If you ask a school proprietor in the Dominican Republic what is the greatest challenge they face as a school owner/director there is a good chance they’ll tell you, “Parents that are late or never end up paying their school fees.” When schools don’t get money on time it makes it tough to pay the bills, the mortgage and most importantly teachers. In a recent survey Edify did, the majority of schools said that they never even end up collecting 15-20% of the students tuition revenues. When a school is charging a mere $10-20 dollars per month the loss of those much needed dollars can be hugely detrimental to their operations or even cause them to have to close their doors. Furthermore, the amount of time and energy that school directors spend trying to collect late fees pulls them away from their primary role of building a functioning, sound educational environment.

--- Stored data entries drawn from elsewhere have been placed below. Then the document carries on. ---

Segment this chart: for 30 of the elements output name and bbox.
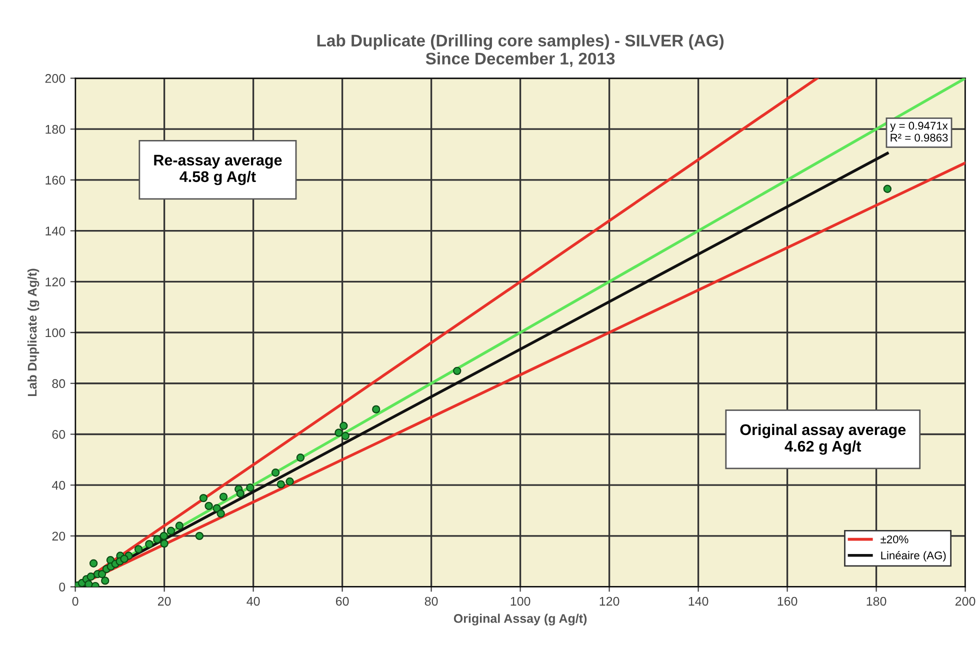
y-tick-label: 20	[52, 532, 66, 541]
y-tick-label: 120	[46, 277, 66, 286]
annotation: Original assay average 4.62 g Ag/t	[740, 424, 906, 455]
x-tick-label: 80	[424, 596, 438, 606]
y-axis-title: Lab Duplicate (g Ag/t)	[27, 268, 40, 396]
x-tick-label: 160	[778, 596, 798, 606]
y-tick-label: 160	[46, 176, 66, 185]
chart-title: Lab Duplicate (Drilling core samples) - SILVER (AG) Since December 1, 2013	[317, 34, 724, 67]
legend-label: ±20%	[880, 535, 908, 544]
y-tick-label: 200	[45, 74, 66, 83]
x-axis-title: Original Assay (g Ag/t)	[454, 614, 587, 626]
y-tick-label: 100	[46, 328, 66, 338]
x-tick-label: 180	[866, 596, 886, 606]
x-tick-label: 100	[510, 596, 530, 606]
y-tick-label: 40	[52, 480, 66, 490]
x-tick-label: 0	[72, 596, 78, 606]
legend-label: Linéaire (AG)	[881, 551, 946, 562]
x-tick-label: 120	[600, 596, 620, 606]
y-tick-label: 140	[46, 226, 66, 236]
y-tick-label: 180	[46, 124, 66, 134]
x-tick-label: 140	[688, 596, 708, 606]
x-tick-label: 20	[158, 596, 171, 606]
y-tick-label: 0	[59, 582, 66, 592]
x-tick-label: 200	[955, 596, 976, 606]
y-tick-label: 60	[52, 430, 66, 439]
annotation: y = 0.9471x R² = 0.9863	[890, 122, 948, 142]
annotation: Re-assay average 4.58 g Ag/t	[154, 154, 282, 186]
x-tick-label: 60	[336, 596, 349, 606]
x-tick-label: 40	[246, 596, 260, 606]
y-tick-label: 80	[52, 379, 66, 388]
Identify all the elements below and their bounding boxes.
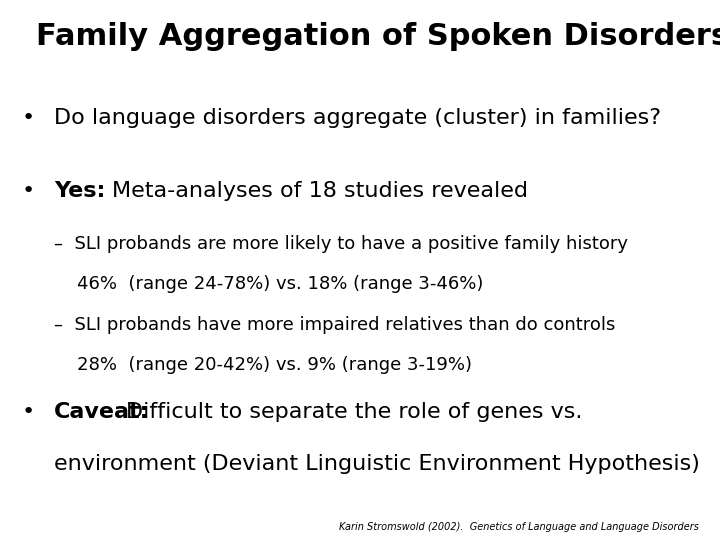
Text: 46%  (range 24-78%) vs. 18% (range 3-46%): 46% (range 24-78%) vs. 18% (range 3-46%) xyxy=(54,275,483,293)
Text: Caveat:: Caveat: xyxy=(54,402,150,422)
Text: Family Aggregation of Spoken Disorders: Family Aggregation of Spoken Disorders xyxy=(36,22,720,51)
Text: •: • xyxy=(22,402,35,422)
Text: –  SLI probands are more likely to have a positive family history: – SLI probands are more likely to have a… xyxy=(54,235,628,253)
Text: environment (Deviant Linguistic Environment Hypothesis): environment (Deviant Linguistic Environm… xyxy=(54,454,700,474)
Text: Difficult to separate the role of genes vs.: Difficult to separate the role of genes … xyxy=(126,402,582,422)
Text: •: • xyxy=(22,181,35,201)
Text: 28%  (range 20-42%) vs. 9% (range 3-19%): 28% (range 20-42%) vs. 9% (range 3-19%) xyxy=(54,356,472,374)
Text: Yes:: Yes: xyxy=(54,181,105,201)
Text: Do language disorders aggregate (cluster) in families?: Do language disorders aggregate (cluster… xyxy=(54,108,661,128)
Text: •: • xyxy=(22,108,35,128)
Text: Karin Stromswold (2002).  Genetics of Language and Language Disorders: Karin Stromswold (2002). Genetics of Lan… xyxy=(338,522,698,532)
Text: –  SLI probands have more impaired relatives than do controls: – SLI probands have more impaired relati… xyxy=(54,316,616,334)
Text: Meta-analyses of 18 studies revealed: Meta-analyses of 18 studies revealed xyxy=(112,181,528,201)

Fortunately Edify’s lending partner, ASPIRE, is working to solve the problem. With their recent conversion to a cooperative organizational structure, ASPIRE is able to develop an Educational Loan Product that seeks to solve the greatest threat to private schools in the Dominican Republic. Schools are now able to invite parents and offer them the opportunity to take out a loan for their students inscription fees, books, uniforms and the entire year’s tuition costs. Parents who would normally take out a loan from an informal lender to pay for inscriptions and books now simply make a monthly payment to ASPIRE that covers these costs as well as the low monthly tuition payment. The school receives a semesters worth of parent tuition upfront, guaranteed. They no longer have to spend their time trying to collect late payments and they can focus their attention on the most important thing, their students. This is invaluable to the schools we work with and so they are willing to cover part of the cost to the parents, which keeps the educational loan cost extremely low, a mere 1% monthly of the outstanding balance.

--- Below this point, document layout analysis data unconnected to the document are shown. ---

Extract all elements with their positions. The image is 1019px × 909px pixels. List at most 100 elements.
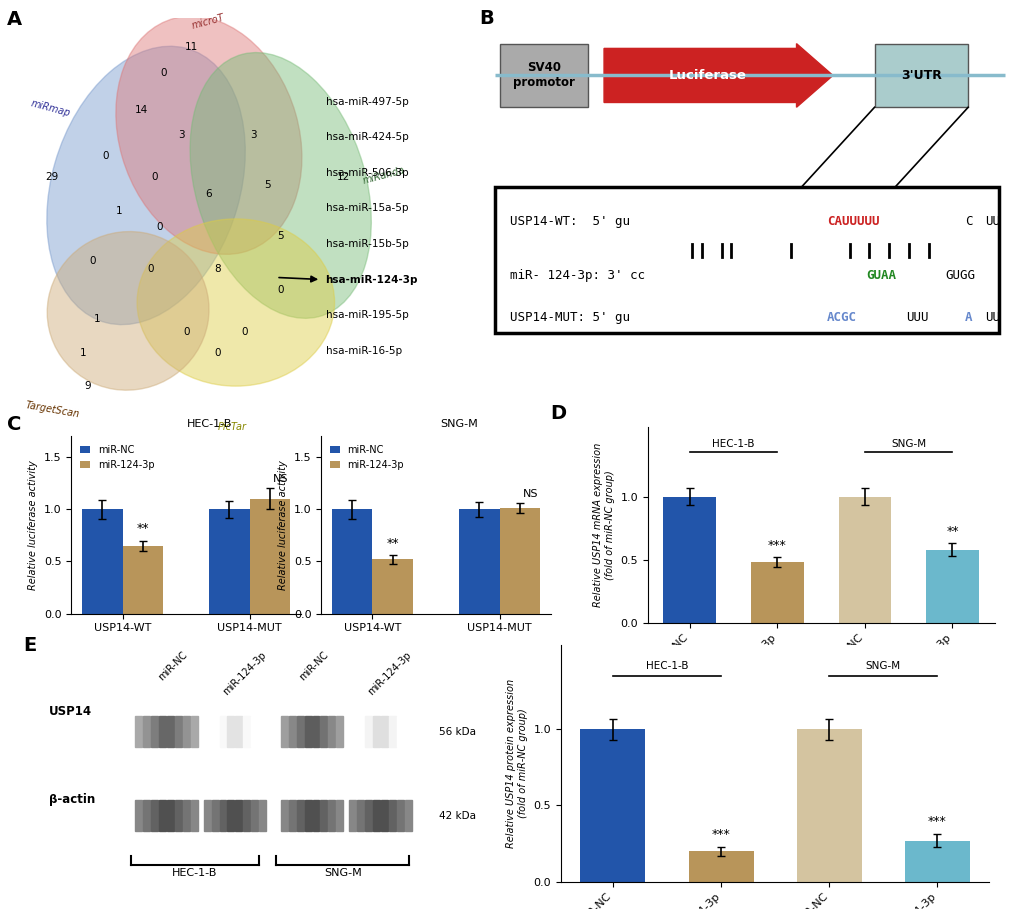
Text: 0: 0 bbox=[242, 326, 248, 337]
Bar bbox=[167, 800, 173, 831]
Text: SNG-M: SNG-M bbox=[891, 439, 925, 449]
Text: SV40
promotor: SV40 promotor bbox=[513, 62, 575, 89]
Bar bbox=[838, 496, 891, 623]
Text: NS: NS bbox=[272, 474, 287, 484]
Bar bbox=[251, 800, 258, 831]
Text: 14: 14 bbox=[135, 105, 148, 115]
Bar bbox=[405, 716, 412, 747]
Text: USP14-MUT: 5' gu: USP14-MUT: 5' gu bbox=[510, 311, 630, 324]
Text: hsa-miR-16-5p: hsa-miR-16-5p bbox=[325, 345, 401, 355]
Text: 6: 6 bbox=[206, 189, 212, 199]
Bar bbox=[328, 800, 335, 831]
Bar bbox=[280, 716, 287, 747]
FancyBboxPatch shape bbox=[494, 187, 999, 334]
Text: PicTar: PicTar bbox=[218, 422, 247, 432]
Bar bbox=[143, 716, 150, 747]
Text: 0: 0 bbox=[102, 151, 109, 161]
Bar bbox=[373, 800, 380, 831]
Ellipse shape bbox=[47, 46, 245, 325]
Text: **: ** bbox=[386, 537, 398, 550]
Text: GUGG: GUGG bbox=[945, 269, 974, 283]
Bar bbox=[348, 800, 356, 831]
Text: 3: 3 bbox=[178, 130, 185, 140]
Text: 0: 0 bbox=[89, 255, 96, 265]
Bar bbox=[305, 800, 311, 831]
Bar bbox=[388, 716, 395, 747]
Text: hsa-miR-15a-5p: hsa-miR-15a-5p bbox=[325, 204, 408, 214]
Bar bbox=[204, 716, 210, 747]
Bar bbox=[244, 800, 250, 831]
Bar bbox=[151, 716, 158, 747]
Y-axis label: Relative luciferase activity: Relative luciferase activity bbox=[29, 460, 39, 590]
Text: ***: *** bbox=[711, 827, 730, 841]
Text: UU: UU bbox=[984, 311, 999, 324]
Bar bbox=[135, 800, 142, 831]
Bar bbox=[381, 800, 387, 831]
Text: microT: microT bbox=[191, 13, 226, 31]
Bar bbox=[312, 800, 319, 831]
Bar bbox=[365, 716, 372, 747]
Text: E: E bbox=[23, 636, 37, 655]
Text: miRanda: miRanda bbox=[361, 165, 406, 185]
Text: β-actin: β-actin bbox=[49, 793, 96, 805]
Text: 0: 0 bbox=[156, 222, 163, 233]
Text: 5: 5 bbox=[264, 180, 270, 191]
Text: 29: 29 bbox=[45, 172, 58, 182]
Legend: miR-NC, miR-124-3p: miR-NC, miR-124-3p bbox=[326, 441, 408, 474]
Bar bbox=[372, 559, 413, 614]
Bar bbox=[499, 508, 540, 614]
Bar bbox=[159, 800, 166, 831]
Text: miR-NC: miR-NC bbox=[298, 650, 330, 683]
Text: 0: 0 bbox=[214, 347, 221, 358]
Bar bbox=[174, 800, 181, 831]
Text: ACGC: ACGC bbox=[825, 311, 856, 324]
Bar bbox=[381, 716, 387, 747]
Text: HEC-1-B: HEC-1-B bbox=[172, 867, 217, 877]
Bar bbox=[336, 800, 343, 831]
Bar bbox=[280, 800, 287, 831]
Bar bbox=[151, 800, 158, 831]
Bar bbox=[122, 545, 163, 614]
Bar bbox=[174, 716, 181, 747]
Text: 12: 12 bbox=[336, 172, 350, 182]
Text: miR-124-3p: miR-124-3p bbox=[366, 650, 413, 697]
Bar bbox=[396, 716, 404, 747]
Text: D: D bbox=[550, 404, 567, 423]
Text: miRmap: miRmap bbox=[30, 98, 71, 118]
Bar bbox=[750, 562, 803, 623]
Ellipse shape bbox=[116, 16, 302, 255]
Bar bbox=[925, 550, 978, 623]
Bar bbox=[251, 716, 258, 747]
Text: **: ** bbox=[946, 525, 958, 538]
Text: miR-124-3p: miR-124-3p bbox=[220, 650, 268, 697]
Bar bbox=[211, 716, 218, 747]
Bar bbox=[227, 800, 234, 831]
Bar bbox=[320, 716, 327, 747]
Bar bbox=[328, 716, 335, 747]
Text: C: C bbox=[7, 415, 21, 435]
Text: ***: *** bbox=[767, 539, 786, 552]
Ellipse shape bbox=[190, 53, 371, 318]
Text: 8: 8 bbox=[214, 264, 221, 275]
Bar bbox=[904, 841, 969, 882]
Text: SNG-M: SNG-M bbox=[324, 867, 362, 877]
Bar bbox=[204, 800, 210, 831]
Text: 11: 11 bbox=[184, 43, 198, 53]
Text: UU: UU bbox=[984, 215, 999, 228]
Bar bbox=[259, 800, 266, 831]
Text: hsa-miR-424-5p: hsa-miR-424-5p bbox=[325, 133, 408, 143]
Text: hsa-miR-195-5p: hsa-miR-195-5p bbox=[325, 310, 408, 320]
Bar bbox=[320, 800, 327, 831]
Bar bbox=[182, 800, 190, 831]
Y-axis label: Relative luciferase activity: Relative luciferase activity bbox=[278, 460, 288, 590]
Text: hsa-miR-124-3p: hsa-miR-124-3p bbox=[325, 275, 418, 285]
Bar bbox=[209, 509, 250, 614]
Bar bbox=[688, 851, 753, 882]
Bar bbox=[396, 800, 404, 831]
Bar bbox=[219, 716, 226, 747]
Text: ***: *** bbox=[927, 815, 946, 828]
Text: hsa-miR-15b-5p: hsa-miR-15b-5p bbox=[325, 239, 408, 249]
FancyBboxPatch shape bbox=[499, 44, 588, 107]
Y-axis label: Relative USP14 protein expression
(fold of miR-NC group): Relative USP14 protein expression (fold … bbox=[506, 679, 528, 848]
Bar bbox=[259, 716, 266, 747]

By transferring the burden of collecting late payments from schools to a lender everybody wins. ASPIRE will get new clients, schools will get a guaranteed cash flow to be able to predictably budget and pay teachers, and parents will get a lower monthly payment rate (by paying tuition fees over 12 months and not just 10 months) and no longer have to go to informal lenders to pay for inscription costs. By offering solutions to low-cost private schools’ greatest challenges, we help the sector flourish and impact more students in a more profound way.